Remember, you never get to full compensation.
And then finally, what if you find your carbon dioxide decreasing -
respiratory alkalosis and you find your bicarb to be increasing.
Opposite direction, mixed. We’ve covered three in both of the branches.
Let’s talk about acute. If it’s acute respiratory alkalosis, you know that you should be dropping your bicarb.
The pH increases by 0.08, your bicarb decreases by 2, decrease, two,
is what you want to memorize here, for acute respiratory alkalosis, renal compensation.
If it’s chronic, once again, pH increases by 0.03.
Here you can expect your bicarb to therefore decrease by 4.
In the long run, your then gonna end up losing more bicarb
and this is what you would expect to find in a patient that have something like high altitude sickness.
In high altitude acutely they are going to have respiratory alkalosis
and acutely they are trying to get rid of the bicarb ASAP from the kidney,
but they’re having a hard time doing so,
so therefore what would you wanna give to facilitate that exit? Good, acetazolamide.
Alright, so these are degrees of compensation and how you would wanna use the math
and really the concept of renal compensation of dividing acute and chronic
so the bottom line is if you take a look at the bicarb on the bottom row, respiratory acidosis,
you have increase, increase, acute chronic 1 in 4. If it’s respiratory alkalosis
decrease 2 and 4 so both chronic adaptations will be formed.
As I said, this information might be relatively new to you or maybe unfamiliar
but it would be in your best interest to get a firm handle of all these.
Speaking of which, let’s do the same thing here as we did with the previous graphs.
First step, pH. You find the pH here, one from 7.4 and it dropped down to let’s say 7.1.
For a fact you know your patient has acidosis.
Next, next step, you tell me. Close your eyes.
If it’s primary then expect your carbon dioxide to be increased.
Let’s go and take a look at carbon dioxide, the bottom graph.
On your left, that represents your carbon dioxide on your Y axis.
You notice, please, that the carbon dioxide has increased.
Your next step, you tell me about compensation.
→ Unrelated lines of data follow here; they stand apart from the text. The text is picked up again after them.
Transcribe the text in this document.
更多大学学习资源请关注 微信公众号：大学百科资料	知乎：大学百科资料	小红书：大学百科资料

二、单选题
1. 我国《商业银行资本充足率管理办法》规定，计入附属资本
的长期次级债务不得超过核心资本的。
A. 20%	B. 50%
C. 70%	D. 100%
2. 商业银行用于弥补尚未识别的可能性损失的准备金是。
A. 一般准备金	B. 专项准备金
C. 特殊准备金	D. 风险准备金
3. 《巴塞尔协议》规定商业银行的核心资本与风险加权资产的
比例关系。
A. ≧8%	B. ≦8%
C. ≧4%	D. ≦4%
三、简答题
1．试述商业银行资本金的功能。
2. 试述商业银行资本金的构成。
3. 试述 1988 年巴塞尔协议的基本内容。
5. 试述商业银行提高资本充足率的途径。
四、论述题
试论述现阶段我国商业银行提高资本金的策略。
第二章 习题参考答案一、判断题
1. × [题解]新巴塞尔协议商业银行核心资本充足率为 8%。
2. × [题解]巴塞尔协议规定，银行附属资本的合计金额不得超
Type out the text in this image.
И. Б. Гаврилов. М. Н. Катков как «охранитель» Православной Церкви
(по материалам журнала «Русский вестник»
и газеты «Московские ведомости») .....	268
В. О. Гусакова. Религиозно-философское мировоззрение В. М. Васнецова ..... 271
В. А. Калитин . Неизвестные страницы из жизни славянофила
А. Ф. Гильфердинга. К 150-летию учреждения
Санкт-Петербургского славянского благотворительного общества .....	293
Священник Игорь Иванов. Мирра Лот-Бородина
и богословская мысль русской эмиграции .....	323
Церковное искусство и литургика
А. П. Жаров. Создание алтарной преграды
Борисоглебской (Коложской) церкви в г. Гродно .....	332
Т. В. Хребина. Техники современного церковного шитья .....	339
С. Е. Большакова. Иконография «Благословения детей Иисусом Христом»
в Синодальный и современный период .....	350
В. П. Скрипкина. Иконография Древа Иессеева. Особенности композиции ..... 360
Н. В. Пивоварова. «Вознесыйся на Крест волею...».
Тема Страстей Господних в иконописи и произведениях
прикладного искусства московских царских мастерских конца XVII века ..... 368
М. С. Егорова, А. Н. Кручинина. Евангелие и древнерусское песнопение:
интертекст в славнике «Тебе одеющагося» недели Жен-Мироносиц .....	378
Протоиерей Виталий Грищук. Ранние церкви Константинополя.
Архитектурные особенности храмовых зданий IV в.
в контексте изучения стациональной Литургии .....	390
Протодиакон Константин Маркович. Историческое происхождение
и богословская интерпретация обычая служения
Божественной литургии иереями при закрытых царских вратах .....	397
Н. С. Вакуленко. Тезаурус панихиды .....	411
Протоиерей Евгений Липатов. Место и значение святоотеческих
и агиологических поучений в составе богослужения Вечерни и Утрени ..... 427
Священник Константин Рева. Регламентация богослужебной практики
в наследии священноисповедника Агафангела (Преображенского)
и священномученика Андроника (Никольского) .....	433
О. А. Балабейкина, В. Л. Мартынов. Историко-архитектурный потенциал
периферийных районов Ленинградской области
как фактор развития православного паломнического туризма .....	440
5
You have the acute and chronic, don’t you?
With renal compensation, good. Take a look at the top, let’s do acute first.
And we have a formula, the formula here gives you something like, well, 0.43 times the PCO2,
the change in carbon dioxide and you have a plus or minus 7 or 6; and so therefore here,
if you do this with acute, you’ll find that the limit is 32. What does that mean?
That means that the bicarb has to increase and when it does acutely, it has a cap of approximately 32.
Now if the same method is now applied to the chronic stage; in chronic you end up getting a 45,
the limit is 45 -- meaning to say that from 25 to 45, the value that you got was 20
and with that 20, what did you want to do?
With that 20 did you wanna then add it to your 25 or did you wanna subtract it from your 25?
Well, if you know that it’s respiratory acidosis, carbon dioxide is increased,
you add it to 25 because both are moving in the same direction.
That formed us specifically there is going to be for chronic. It would be good enough to know that.
Let’s move on to the other side, same steps. The pH, well this time we find it to be increased.
We know its alkalosis, what do you expect are gonna move quicker here,
what about your carbon dioxide? Well, then you expect it to decrease.
Take a look at the bottom graph and you’ll find that normally,
between 35 and 45, you’ll find your carbon dioxide drop down to 20, that’s quite low, 20.
And if you expect your carbon dioxide decreased then yeah, once again, acute and chronic, acute and chronic.
So here, you find it acutely, you find a change and the limit here was 18 or if it is chronic,
then it moved down to 12. Understand the concepts, you’ll be in good shape,
don’t forget about acute and chronic and then on the previous figure with the algorithms it then showed you
how much of a change in pH equates to a change and either you use 1 and 4, 2 and 4
depending as to what kind of compensation.
Spend a little bit of time here, understand the concepts, let us now move on.